As a government agency, FDA publishes numbered rules in the Code of Federal Regulations (CFR). For medical materials, CFR 21 177.2600 lists the elastomers and additives that can be used. This list includes silicone, which can be cured to meet very low limits for extractables – materials that can migrate under conditions such as elevated temperature and pressure. Depending on the curing method, compounders can supply medical injection molders with elastomers that meet FDA regulations and USP Class VI requirements.
Among all USP classes, Class VI materials meet the most stringent testing requirements. USP Plastic Class VI, as this group is also known, includes silicones that have passed a systemic toxicity test, an intracutaneous test, and an implantation test. These tests are directly related to the intended end-use of the silicone article and account for patient contact time and temperature. For medical manufacturers, using a USP Class VI silicone might seem like a shortcut to safety. What’s important to understand, however, is that all USP Class VI silicones for medical injection molding aren’t the same.

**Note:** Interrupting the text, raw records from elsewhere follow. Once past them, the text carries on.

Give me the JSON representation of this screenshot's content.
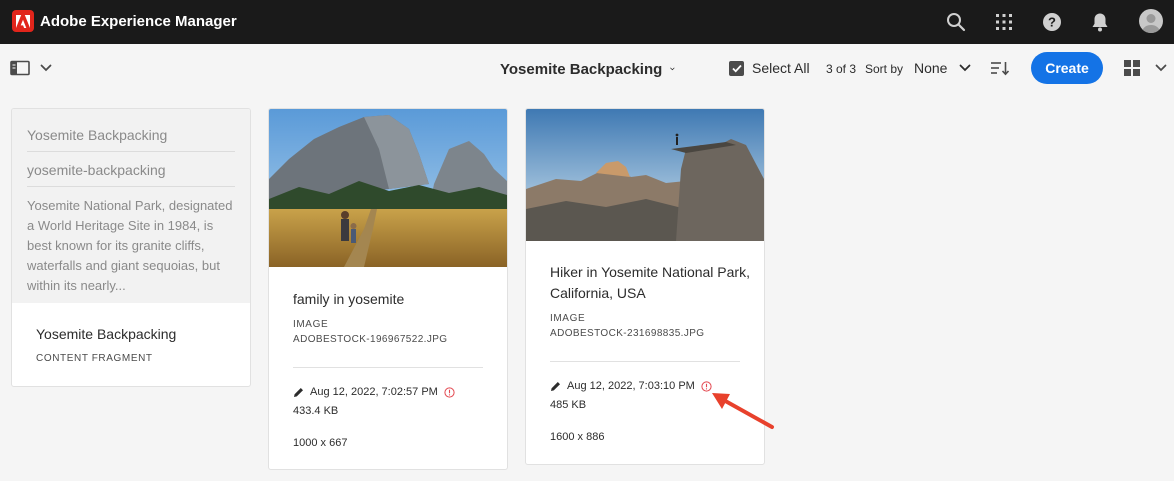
{
  "shell": {
    "app_title": "Adobe Experience Manager",
    "icons": [
      "search-icon",
      "solutions-grid-icon",
      "help-icon",
      "bell-icon",
      "user-avatar"
    ]
  },
  "actionbar": {
    "folder_title": "Yosemite Backpacking",
    "select_all": "Select All",
    "count": "3 of 3",
    "sort_label": "Sort by",
    "sort_value": "None",
    "create": "Create"
  },
  "cards": {
    "fragment": {
      "preview_title": "Yosemite Backpacking",
      "preview_name": "yosemite-backpacking",
      "preview_desc": "Yosemite National Park, designated a World Heritage Site in 1984, is best known for its granite cliffs, waterfalls and giant sequoias, but within its nearly...",
      "title": "Yosemite Backpacking",
      "type": "CONTENT FRAGMENT"
    },
    "family": {
      "title": "family in yosemite",
      "type": "IMAGE",
      "filename": "ADOBESTOCK-196967522.JPG",
      "modified": "Aug 12, 2022, 7:02:57 PM",
      "size": "433.4 KB",
      "dimensions": "1000 x 667"
    },
    "hiker": {
      "title": "Hiker in Yosemite National Park, California, USA",
      "type": "IMAGE",
      "filename": "ADOBESTOCK-231698835.JPG",
      "modified": "Aug 12, 2022, 7:03:10 PM",
      "size": "485 KB",
      "dimensions": "1600 x 886"
    }
  },
  "colors": {
    "shell_bg": "#1a1a1a",
    "accent": "#1473e6",
    "adobe_red": "#e1251b",
    "warning": "#e34850",
    "annotation_arrow": "#e8412c"
  }
}
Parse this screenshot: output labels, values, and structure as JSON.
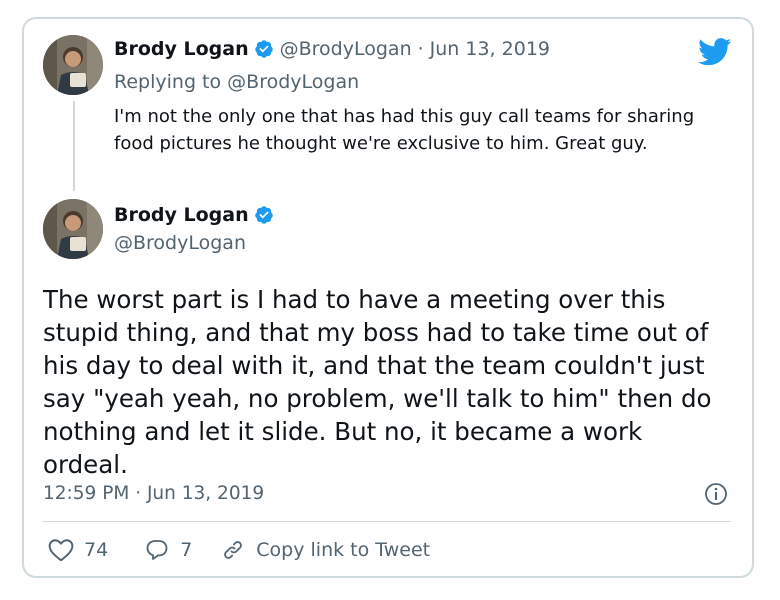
{
  "colors": {
    "twitter_blue": "#1d9bf0",
    "text_primary": "#0f1419",
    "text_secondary": "#536471",
    "border": "#cfd9de"
  },
  "icons": {
    "verified": "verified-badge-icon",
    "brand": "twitter-bird-icon",
    "info": "info-icon",
    "like": "heart-icon",
    "reply": "reply-bubble-icon",
    "link": "link-icon"
  },
  "parent_tweet": {
    "author_name": "Brody Logan",
    "author_handle": "@BrodyLogan",
    "separator": "·",
    "date": "Jun 13, 2019",
    "replying_prefix": "Replying to",
    "replying_to": "@BrodyLogan",
    "text": "I'm not the only one that has had this guy call teams for sharing food pictures he thought we're exclusive to him. Great guy."
  },
  "main_tweet": {
    "author_name": "Brody Logan",
    "author_handle": "@BrodyLogan",
    "text": "The worst part is I had to have a meeting over this stupid thing, and that my boss had to take time out of his day to deal with it, and that the team couldn't just say \"yeah yeah, no problem, we'll talk to him\" then do nothing and let it slide. But no, it became a work ordeal.",
    "timestamp": "12:59 PM · Jun 13, 2019"
  },
  "actions": {
    "likes": "74",
    "replies": "7",
    "copy_link_label": "Copy link to Tweet"
  }
}
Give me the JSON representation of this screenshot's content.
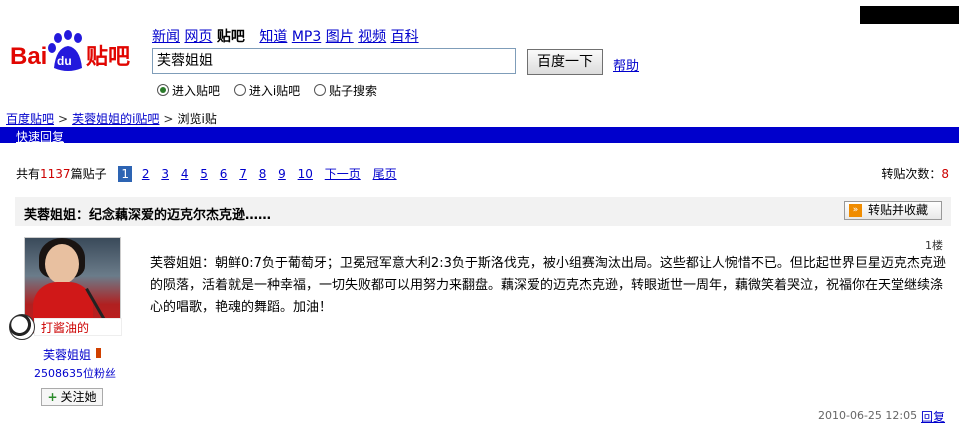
{
  "nav": {
    "links": [
      "新闻",
      "网页",
      "贴吧",
      "知道",
      "MP3",
      "图片",
      "视频",
      "百科"
    ],
    "current_index": 2
  },
  "logo": {
    "text_left": "Bai",
    "paw_text": "du",
    "text_right": "贴吧"
  },
  "search": {
    "value": "芙蓉姐姐",
    "button": "百度一下",
    "help": "帮助"
  },
  "search_options": [
    "进入贴吧",
    "进入i贴吧",
    "贴子搜索"
  ],
  "breadcrumb": [
    "百度贴吧",
    "芙蓉姐姐的i贴吧",
    "浏览i贴"
  ],
  "quick_reply": "快速回复",
  "pager": {
    "prefix": "共有",
    "count": "1137",
    "suffix": "篇贴子",
    "pages": [
      "1",
      "2",
      "3",
      "4",
      "5",
      "6",
      "7",
      "8",
      "9",
      "10"
    ],
    "next": "下一页",
    "last": "尾页"
  },
  "reposts": {
    "label": "转贴次数：",
    "value": "8"
  },
  "post": {
    "title": "芙蓉姐姐：纪念藕深爱的迈克尔杰克逊……",
    "forward_button": "转贴并收藏",
    "floor": "1楼",
    "content": "芙蓉姐姐：朝鲜0:7负于葡萄牙；卫冕冠军意大利2:3负于斯洛伐克，被小组赛淘汰出局。这些都让人惋惜不已。但比起世界巨星迈克杰克逊的陨落，活着就是一种幸福，一切失败都可以用努力来翻盘。藕深爱的迈克杰克逊，转眼逝世一周年，藕微笑着哭泣，祝福你在天堂继续涤心的唱歌，艳魂的舞蹈。加油！",
    "date": "2010-06-25 12:05",
    "reply": "回复"
  },
  "author": {
    "badge": "打酱油的",
    "name": "芙蓉姐姐",
    "fans": "2508635位粉丝",
    "follow": "关注她"
  },
  "colors": {
    "bar": "#0000cc",
    "link": "#0000cc",
    "accent": "#cc0000"
  }
}
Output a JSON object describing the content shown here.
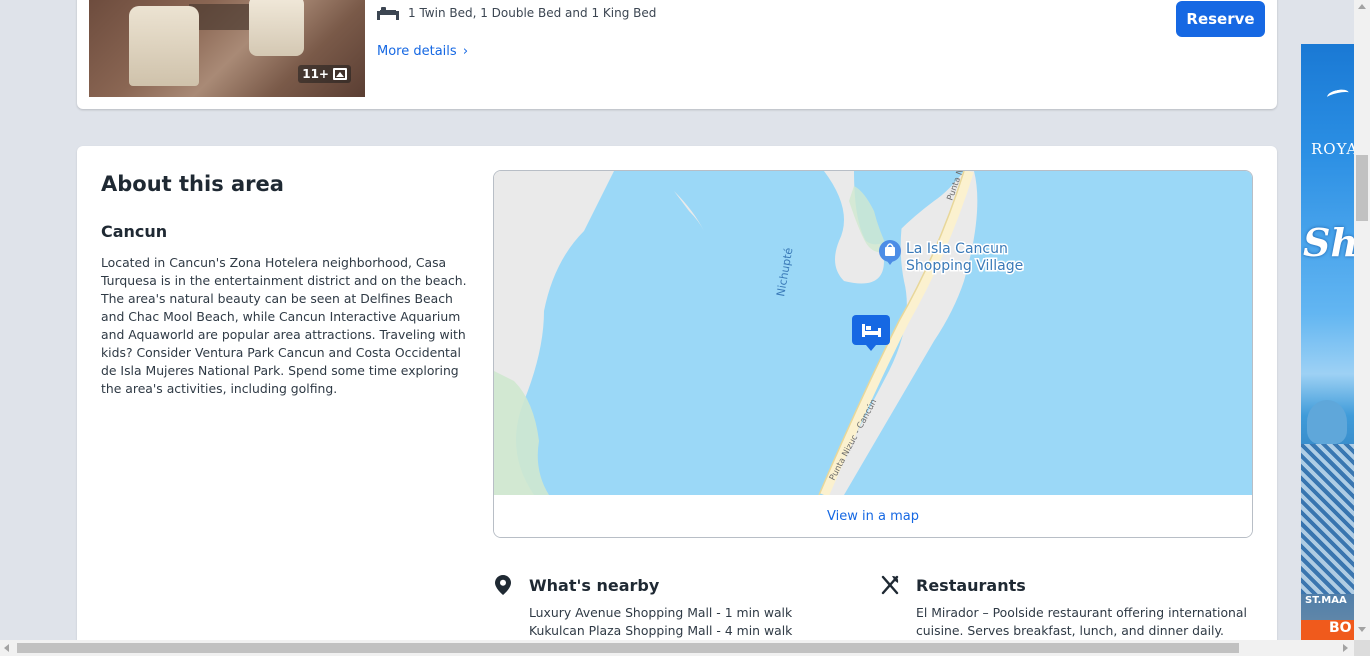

Some compounders use USP Class VI compliant ingredients but can’t ensure the compliance of their end product. Others may change ingredient suppliers between different orders for the same materials. To mitigate these risks, medical manufacturers can ask injection molders about certificates. Otherwise, the molder may use materials that haven’t been properly validated, or that have lost their validation because of quality issues. A certificate of conformance (COC) from a third-party testing laboratory and a certificate of analysis (COA) from the compounder’s Quality and Compliance department provides such proof.